Gene‐edited GMEC inhibits PANoptosis activation by high expression of LYZ. a) Primary GMEC and gene‐edited GMEC were treated with 5 µg mL⁻¹ LPS and 10 µg mL⁻¹ LPS for 12 h, and then the culture medium was replaced for 12 h to detect the protein expression levels of GSDMD, NLRP3, Caspase 1, Cle‐Caspase 1, ASC, Caspase 8, Cle‐Caspase 8, Bcl2, Caspase 3, p‐RIPK3, t‐RIPK3, p‐MLKL and t‐MLKL. b) The protein expression of NLRP3 in GMEC was detected by IF. Scale bar: 50 µm. c) The protein expression of NLRP3 in GMEC organoids was detected by IF. Scale bar: 100 µm. d) Primary GMEC and gene‐edited GMEC were treated with 5 µg mL⁻¹ LPS and 10 µg mL⁻¹ LPS for 12 h, and then the culture medium was replaced for 12 h to detect the proportion of apoptosis and necrosis (n = 3 per group).
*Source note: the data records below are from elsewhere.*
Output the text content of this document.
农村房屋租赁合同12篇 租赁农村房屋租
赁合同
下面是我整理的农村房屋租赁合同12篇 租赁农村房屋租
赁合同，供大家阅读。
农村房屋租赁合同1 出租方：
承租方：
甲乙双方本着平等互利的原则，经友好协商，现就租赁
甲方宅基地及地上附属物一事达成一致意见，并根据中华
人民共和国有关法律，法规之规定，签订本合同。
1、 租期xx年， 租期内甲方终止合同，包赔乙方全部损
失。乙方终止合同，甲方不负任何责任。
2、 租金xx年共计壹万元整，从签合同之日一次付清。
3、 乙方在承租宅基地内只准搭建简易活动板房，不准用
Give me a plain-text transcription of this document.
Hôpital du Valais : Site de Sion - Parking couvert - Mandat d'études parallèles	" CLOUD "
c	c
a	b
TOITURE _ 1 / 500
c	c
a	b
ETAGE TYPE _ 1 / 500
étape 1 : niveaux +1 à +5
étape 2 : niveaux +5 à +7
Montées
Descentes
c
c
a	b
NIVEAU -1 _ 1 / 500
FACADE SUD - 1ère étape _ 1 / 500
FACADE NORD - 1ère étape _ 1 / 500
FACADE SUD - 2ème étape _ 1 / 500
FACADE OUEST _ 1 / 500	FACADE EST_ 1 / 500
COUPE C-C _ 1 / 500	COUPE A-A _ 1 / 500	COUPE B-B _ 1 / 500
Scale bar: 100 µm. e) Primary GMEC and gene‐edited GMEC were treated with 5 µg mL⁻¹ LPS and 10 µg mL⁻¹ LPS for 12 h, and then the culture medium was replaced for 12 h to detect apoptosis ratio (n = 3 per group). f) Under inflammatory conditions, primary GMEC were treated with Z‐VED, MCC950 and Nec‐1 inhibitors to inhibit the activation of PANoptosis and to detect the protein expression of ZO‐1 and Occludin.

Figure 9

A overview chart for mechanism of alleviating mastitis and BMB damage by GED goats with high expression of LYZ. a) According to the regulatory sequence gene editing breeding strategy proposed in this study, GED goats were created by targeted integration of IRS into the LYZ promoter region using the ISDar2‐TnpB system. b) Isolation of GMEC from GED goats for culture and establishment of GMEC organoids. c) E.coli infection of the mammary gland of GED goats increases LYZ expression, which inhibits the activation of PANoptosis, decreases SCC and proinflammatory factor expression in milk, and increases ZO‐1 and occludin expression, thereby alleviating mastitis severity and BMB damage. d) In vitro, a mastitis model was established by treating GMEC with LPS, and the TLR4/MyD88/NF‐κB signaling pathway was activated. e) When the TLR4/MyD88/NF‐κB signaling pathway is activated, a large amount of pro‐inflammatory factors are produced and secreted extracellularly. f) In an in vitro GMEC mastitis model, the PANoptosome can be activated. g) Under inflammatory conditions, IRS upregulates LYZ expression in gene‐edited GMEC. h) In an in vitro GMEC mastitis model, the PANoptosis can be activated. i) Activation of PANoptosis disrupts membrane integrity and permeability. j) Activation of PANoptosis results in the release of a large number of pro‐inflammatory factors. k) In an in vitro GMEC mastitis model, LYZ can exert an anti‐inflammatory role by regulating the expression of HMGB1.